Everybody Flushes At Once, the Super Bowl Edition

Here we go again. The most clicked PatsPapers.com posting ever was almost a year ago, when I wrote about a water-use graph prepared by the utility company in Edmonton. EPCOR tracked the consumption of water minute-by-minute while the Canada vs. USA gold medal Olympic hockey game was underway. The result was exactly what you’d expect, but it was excellent fun to see our behavior expressed scientifically.

Now, I present the US equivalent, as tracked during the 2011 Super Bowl:


The data comes courtesy of the water utility in Florida’s Palm Beach County. Director Bevin Beaudet admits his customers didn’t quite live up to the synchronized peeing of Canadian hockey fans. But they came close. He told me “our Super Bowl Flush data are pretty dramatic, but the Canadian data are even more so.”

Like the Canada chart, the real-time measurements of water use are tracked against a baseline of typical weekend consumption.
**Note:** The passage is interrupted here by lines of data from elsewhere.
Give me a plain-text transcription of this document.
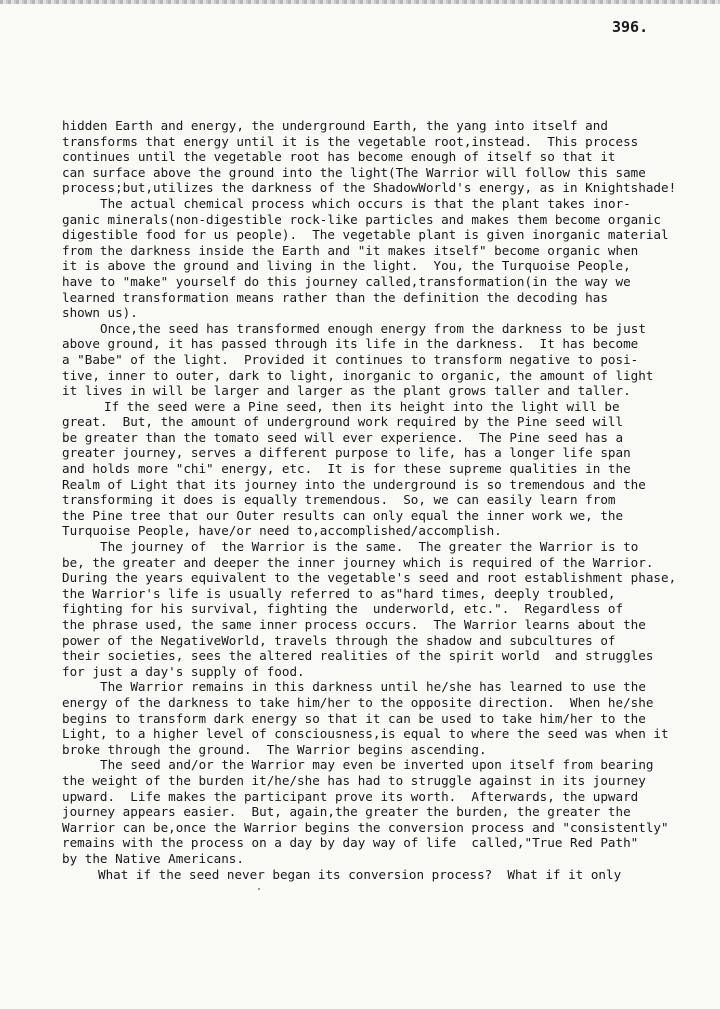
396.
hidden Earth and energy, the underground Earth, the yang into itself and
transforms that energy until it is the vegetable root,instead.  This process
continues until the vegetable root has become enough of itself so that it
can surface above the ground into the light(The Warrior will follow this same
process;but,utilizes the darkness of the ShadowWorld's energy, as in Knightshade!
The actual chemical process which occurs is that the plant takes inor-
ganic minerals(non-digestible rock-like particles and makes them become organic
digestible food for us people).  The vegetable plant is given inorganic material
from the darkness inside the Earth and "it makes itself" become organic when
it is above the ground and living in the light.  You, the Turquoise People,
have to "make" yourself do this journey called,transformation(in the way we
learned transformation means rather than the definition the decoding has
shown us).
Once,the seed has transformed enough energy from the darkness to be just
above ground, it has passed through its life in the darkness.  It has become
a "Babe" of the light.  Provided it continues to transform negative to posi-
tive, inner to outer, dark to light, inorganic to organic, the amount of light
it lives in will be larger and larger as the plant grows taller and taller.
If the seed were a Pine seed, then its height into the light will be
great.  But, the amount of underground work required by the Pine seed will
be greater than the tomato seed will ever experience.  The Pine seed has a
greater journey, serves a different purpose to life, has a longer life span
and holds more "chi" energy, etc.  It is for these supreme qualities in the
Realm of Light that its journey into the underground is so tremendous and the
transforming it does is equally tremendous.  So, we can easily learn from
the Pine tree that our Outer results can only equal the inner work we, the
Turquoise People, have/or need to,accomplished/accomplish.
The journey of  the Warrior is the same.  The greater the Warrior is to
be, the greater and deeper the inner journey which is required of the Warrior.
During the years equivalent to the vegetable's seed and root establishment phase,
the Warrior's life is usually referred to as"hard times, deeply troubled,
fighting for his survival, fighting the  underworld, etc.".  Regardless of
the phrase used, the same inner process occurs.  The Warrior learns about the
power of the NegativeWorld, travels through the shadow and subcultures of
their societies, sees the altered realities of the spirit world  and struggles
for just a day's supply of food.
The Warrior remains in this darkness until he/she has learned to use the
energy of the darkness to take him/her to the opposite direction.  When he/she
begins to transform dark energy so that it can be used to take him/her to the
Light, to a higher level of consciousness,is equal to where the seed was when it
broke through the ground.  The Warrior begins ascending.
The seed and/or the Warrior may even be inverted upon itself from bearing
the weight of the burden it/he/she has had to struggle against in its journey
upward.  Life makes the participant prove its worth.  Afterwards, the upward
journey appears easier.  But, again,the greater the burden, the greater the
Warrior can be,once the Warrior begins the conversion process and "consistently"
remains with the process on a day by day way of life  called,"True Red Path"
by the Native Americans.
What if the seed never began its conversion process?  What if it only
You can see key moments in the game tracked against water consumption. As the first half goes on, football fans are increasingly reluctant to walk away for a bathroom break. When the first half ends the water starts flowing in a big surge. There seems to be a decline again when the Black Eyed Peas start their halftime show, then a round of “might as well go now” flushing just before the game resumes. In the second half, there’s a similar trend of waiting until the end of the game.

The one notable difference between the Olympic hockey and Super Bowl charts is what happens at the end of the game. The hockey game was an afternoon match. With the game between the Packers and Steelers wrapping up at around 10 pm, you can note on the chart above that the red “typical” line comes into alignment with the Super Bowl Sunday line. My theory is this: that’s about the time people head to bed every night, so there’s a surge of teeth brushing and flushing every Sunday at 10 pm, whether it’s Super Bowl Sunday on or not.